The Congressional Review Act, 5 U.S.C. 801 et seq., as added by the Small Business Regulatory Enforcement Fairness Act of 1996, generally provides that before a rule may take effect, the agency promulgating the rule must submit a rule report, which includes a copy of the rule, to each House of the Congress and to the Comptroller General of the United States. EPA will submit a report containing this action and other required information to the U.S. Senate, the U.S. House of Representatives, and the Comptroller General of the United States prior to publication of the rule in the Federal Register. A major rule cannot take effect until 60 days after it is published in the Federal Register. These actions are not “major rules” as defined by 5 U.S.C. 804(2).
Under section 307(b)(1) of the CAA, petitions for judicial review of this action must be filed in the United States Court of Appeals for the appropriate circuit by May 2, 2011. Filing a petition for reconsideration by the Administrator of this final rule does not affect the finality of these actions for the purposes of judicial review nor does it extend the time within which a petition for judicial review may be filed, and shall not postpone the effectiveness of such rule or action. These actions may not be challenged later in proceedings to enforce their requirements. (See section 307(b)(2).)
List of Subjects in 40 CFR Part 52
- Environmental protection
- Air pollution control
- Incorporation by reference
- Intergovernmental relations
- Ozone
- Reporting and recordkeeping requirements
- Volatile organic compounds
Dated: February 14, 2011.
Susan Hedman,
Regional Administrator, Region 5.
40 CFR part 52 is amended as follows:
PART 52—[AMENDED]
1. The authority citation for part 52 continues to read as follows:
Authority: 42 U.S.C. 7401 et seq.
Subpart YY—Wisconsin
2. Section 52.2585 is amended by adding paragraph (y) to read as follows:
(y) Determination of attainment. EPA has determined, as of March 1, 2011 that the Milwaukee-Racine, WI and Sheboygan, WI areas have attained the 1997 8-hour ozone standard.
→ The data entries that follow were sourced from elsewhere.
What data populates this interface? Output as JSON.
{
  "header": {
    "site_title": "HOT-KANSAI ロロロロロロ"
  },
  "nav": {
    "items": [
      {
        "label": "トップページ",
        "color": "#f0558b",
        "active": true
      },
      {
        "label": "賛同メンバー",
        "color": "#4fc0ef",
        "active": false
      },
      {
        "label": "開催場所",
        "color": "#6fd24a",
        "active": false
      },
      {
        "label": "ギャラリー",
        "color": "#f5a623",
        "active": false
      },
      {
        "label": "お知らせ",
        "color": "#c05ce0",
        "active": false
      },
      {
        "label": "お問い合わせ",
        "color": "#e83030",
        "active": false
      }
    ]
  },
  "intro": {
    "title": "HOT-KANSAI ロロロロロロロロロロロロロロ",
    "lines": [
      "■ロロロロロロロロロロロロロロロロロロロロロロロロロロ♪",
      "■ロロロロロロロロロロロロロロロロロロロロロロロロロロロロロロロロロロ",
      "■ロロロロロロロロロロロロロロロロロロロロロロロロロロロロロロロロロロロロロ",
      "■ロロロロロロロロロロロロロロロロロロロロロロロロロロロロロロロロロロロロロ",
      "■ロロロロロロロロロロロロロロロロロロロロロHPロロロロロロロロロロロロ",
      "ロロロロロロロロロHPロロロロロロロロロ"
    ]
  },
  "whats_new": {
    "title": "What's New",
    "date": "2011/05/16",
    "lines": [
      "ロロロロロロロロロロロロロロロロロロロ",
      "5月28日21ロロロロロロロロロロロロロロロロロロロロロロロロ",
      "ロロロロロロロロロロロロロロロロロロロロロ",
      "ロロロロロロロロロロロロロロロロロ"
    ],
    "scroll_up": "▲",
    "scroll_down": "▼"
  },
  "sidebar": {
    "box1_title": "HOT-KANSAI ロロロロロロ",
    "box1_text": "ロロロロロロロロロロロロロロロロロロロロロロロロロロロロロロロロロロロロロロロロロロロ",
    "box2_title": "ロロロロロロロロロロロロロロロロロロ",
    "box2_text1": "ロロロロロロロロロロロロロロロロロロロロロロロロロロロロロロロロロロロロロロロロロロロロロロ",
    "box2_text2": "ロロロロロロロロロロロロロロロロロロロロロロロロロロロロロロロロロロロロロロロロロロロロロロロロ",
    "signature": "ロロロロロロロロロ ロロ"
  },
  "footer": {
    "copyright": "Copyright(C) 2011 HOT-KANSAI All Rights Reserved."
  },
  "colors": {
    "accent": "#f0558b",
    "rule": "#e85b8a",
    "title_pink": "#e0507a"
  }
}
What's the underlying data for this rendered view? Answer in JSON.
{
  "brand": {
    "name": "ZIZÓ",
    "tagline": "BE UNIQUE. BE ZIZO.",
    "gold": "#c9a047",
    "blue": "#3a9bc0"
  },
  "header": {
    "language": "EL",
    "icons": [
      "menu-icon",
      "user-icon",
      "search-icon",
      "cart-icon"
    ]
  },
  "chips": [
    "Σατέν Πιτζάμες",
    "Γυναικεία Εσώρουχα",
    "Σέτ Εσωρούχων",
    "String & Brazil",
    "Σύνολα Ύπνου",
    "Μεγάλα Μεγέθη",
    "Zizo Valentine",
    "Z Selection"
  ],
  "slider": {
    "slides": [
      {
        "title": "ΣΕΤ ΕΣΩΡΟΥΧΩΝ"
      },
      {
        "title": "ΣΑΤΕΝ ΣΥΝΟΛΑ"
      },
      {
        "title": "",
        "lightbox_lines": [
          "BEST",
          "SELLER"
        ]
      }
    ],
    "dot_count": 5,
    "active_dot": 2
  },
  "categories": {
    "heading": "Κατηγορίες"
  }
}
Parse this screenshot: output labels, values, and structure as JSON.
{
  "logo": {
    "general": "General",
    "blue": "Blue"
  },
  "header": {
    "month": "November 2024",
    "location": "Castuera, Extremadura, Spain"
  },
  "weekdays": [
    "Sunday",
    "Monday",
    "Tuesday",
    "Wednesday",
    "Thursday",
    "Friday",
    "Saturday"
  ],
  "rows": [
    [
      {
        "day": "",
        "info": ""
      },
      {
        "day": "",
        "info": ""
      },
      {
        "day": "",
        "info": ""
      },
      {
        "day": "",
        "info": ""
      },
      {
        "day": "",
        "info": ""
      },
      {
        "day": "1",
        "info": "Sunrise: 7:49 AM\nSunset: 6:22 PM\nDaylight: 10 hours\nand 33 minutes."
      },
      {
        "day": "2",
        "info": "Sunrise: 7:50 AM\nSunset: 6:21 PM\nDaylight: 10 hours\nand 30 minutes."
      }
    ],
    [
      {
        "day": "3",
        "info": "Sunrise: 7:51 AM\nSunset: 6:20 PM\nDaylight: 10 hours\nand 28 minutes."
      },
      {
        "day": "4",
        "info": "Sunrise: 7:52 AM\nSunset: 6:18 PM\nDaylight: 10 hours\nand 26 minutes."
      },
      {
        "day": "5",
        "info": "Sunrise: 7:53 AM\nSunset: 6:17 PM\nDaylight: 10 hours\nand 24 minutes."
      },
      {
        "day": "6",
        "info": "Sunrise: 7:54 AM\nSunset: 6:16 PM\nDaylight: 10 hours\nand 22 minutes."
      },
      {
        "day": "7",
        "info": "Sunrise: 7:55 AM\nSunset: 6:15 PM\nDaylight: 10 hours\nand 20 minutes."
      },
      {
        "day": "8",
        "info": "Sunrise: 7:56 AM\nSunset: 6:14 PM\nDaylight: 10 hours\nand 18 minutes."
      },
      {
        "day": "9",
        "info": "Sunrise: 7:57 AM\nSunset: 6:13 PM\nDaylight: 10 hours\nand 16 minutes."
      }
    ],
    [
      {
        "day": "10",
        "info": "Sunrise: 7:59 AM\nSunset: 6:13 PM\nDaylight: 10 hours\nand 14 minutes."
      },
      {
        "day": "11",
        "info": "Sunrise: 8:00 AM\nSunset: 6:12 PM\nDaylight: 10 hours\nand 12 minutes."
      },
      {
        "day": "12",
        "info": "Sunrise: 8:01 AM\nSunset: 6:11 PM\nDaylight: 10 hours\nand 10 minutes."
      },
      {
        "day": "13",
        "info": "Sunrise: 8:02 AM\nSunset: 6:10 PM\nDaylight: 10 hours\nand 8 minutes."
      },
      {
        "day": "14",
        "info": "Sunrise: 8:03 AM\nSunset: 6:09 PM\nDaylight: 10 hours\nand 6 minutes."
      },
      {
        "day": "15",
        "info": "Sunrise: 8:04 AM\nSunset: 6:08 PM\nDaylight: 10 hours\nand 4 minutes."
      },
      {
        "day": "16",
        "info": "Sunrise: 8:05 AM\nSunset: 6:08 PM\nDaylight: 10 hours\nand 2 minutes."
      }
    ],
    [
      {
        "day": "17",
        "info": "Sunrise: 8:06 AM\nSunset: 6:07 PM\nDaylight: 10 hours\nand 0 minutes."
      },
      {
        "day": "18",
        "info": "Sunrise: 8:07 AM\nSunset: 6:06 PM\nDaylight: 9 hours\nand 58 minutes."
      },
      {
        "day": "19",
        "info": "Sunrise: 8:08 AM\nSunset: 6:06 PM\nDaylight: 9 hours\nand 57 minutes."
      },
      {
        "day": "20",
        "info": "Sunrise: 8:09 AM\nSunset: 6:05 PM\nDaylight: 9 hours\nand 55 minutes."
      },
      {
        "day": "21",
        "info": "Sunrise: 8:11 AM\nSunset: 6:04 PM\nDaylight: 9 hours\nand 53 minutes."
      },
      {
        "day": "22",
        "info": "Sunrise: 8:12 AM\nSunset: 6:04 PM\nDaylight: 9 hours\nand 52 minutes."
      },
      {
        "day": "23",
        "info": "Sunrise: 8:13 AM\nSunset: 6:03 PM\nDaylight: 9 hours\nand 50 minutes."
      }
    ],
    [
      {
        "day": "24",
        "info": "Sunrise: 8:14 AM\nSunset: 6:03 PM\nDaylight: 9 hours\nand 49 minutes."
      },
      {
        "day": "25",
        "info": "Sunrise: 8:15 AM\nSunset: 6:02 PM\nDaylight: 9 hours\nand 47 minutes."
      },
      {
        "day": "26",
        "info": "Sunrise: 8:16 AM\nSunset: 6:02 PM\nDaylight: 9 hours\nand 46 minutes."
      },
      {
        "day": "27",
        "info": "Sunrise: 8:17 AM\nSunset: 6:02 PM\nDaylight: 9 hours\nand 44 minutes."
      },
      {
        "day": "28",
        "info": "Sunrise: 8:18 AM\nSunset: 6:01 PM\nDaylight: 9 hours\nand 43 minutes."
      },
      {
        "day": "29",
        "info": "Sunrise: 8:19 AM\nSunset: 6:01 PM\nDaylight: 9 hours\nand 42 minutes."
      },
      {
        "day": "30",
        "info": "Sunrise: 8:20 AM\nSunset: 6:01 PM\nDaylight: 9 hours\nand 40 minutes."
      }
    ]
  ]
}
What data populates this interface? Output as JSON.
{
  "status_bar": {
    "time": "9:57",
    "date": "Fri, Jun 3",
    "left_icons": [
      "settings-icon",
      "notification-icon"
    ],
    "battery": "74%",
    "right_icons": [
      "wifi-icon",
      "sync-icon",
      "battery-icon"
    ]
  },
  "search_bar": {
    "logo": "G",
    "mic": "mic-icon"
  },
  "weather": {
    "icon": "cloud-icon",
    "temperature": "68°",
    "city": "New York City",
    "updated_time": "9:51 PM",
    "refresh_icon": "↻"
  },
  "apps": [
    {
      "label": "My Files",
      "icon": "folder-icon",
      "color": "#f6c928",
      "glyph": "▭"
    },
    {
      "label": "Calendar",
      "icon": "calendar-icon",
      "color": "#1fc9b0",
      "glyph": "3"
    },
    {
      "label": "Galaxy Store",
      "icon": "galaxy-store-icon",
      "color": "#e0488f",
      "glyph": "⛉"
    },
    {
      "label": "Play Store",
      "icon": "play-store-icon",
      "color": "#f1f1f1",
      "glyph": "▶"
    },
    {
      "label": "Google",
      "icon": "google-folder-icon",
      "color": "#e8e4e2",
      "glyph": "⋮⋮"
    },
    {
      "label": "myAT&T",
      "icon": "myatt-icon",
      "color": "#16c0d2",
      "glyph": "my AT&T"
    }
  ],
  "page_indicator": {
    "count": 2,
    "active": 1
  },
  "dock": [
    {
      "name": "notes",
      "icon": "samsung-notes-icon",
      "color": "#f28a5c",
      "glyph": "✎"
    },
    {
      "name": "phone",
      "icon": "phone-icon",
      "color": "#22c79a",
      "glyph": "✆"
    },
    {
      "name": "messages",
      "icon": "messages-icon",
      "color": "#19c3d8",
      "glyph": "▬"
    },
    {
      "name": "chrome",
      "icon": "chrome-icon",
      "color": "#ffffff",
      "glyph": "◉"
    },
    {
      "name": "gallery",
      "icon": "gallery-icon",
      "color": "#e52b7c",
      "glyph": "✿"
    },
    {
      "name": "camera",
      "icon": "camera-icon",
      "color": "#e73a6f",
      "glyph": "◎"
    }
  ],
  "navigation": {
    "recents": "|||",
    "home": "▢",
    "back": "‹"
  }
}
These determinations suspend the requirements for these areas to submit attainment demonstrations and associated reasonably available control measures (RACM), reasonable further progress plans (RFP), contingency measures, and other State Implementation Plan (SIP) revisions related to attainment of the standard for as long as the areas continue to attain the 1997 8-hour ozone standard. These determinations also stay the requirement for EPA to promulgate attainment demonstration and RFP Federal Implementation Plans (FIPs) for these areas.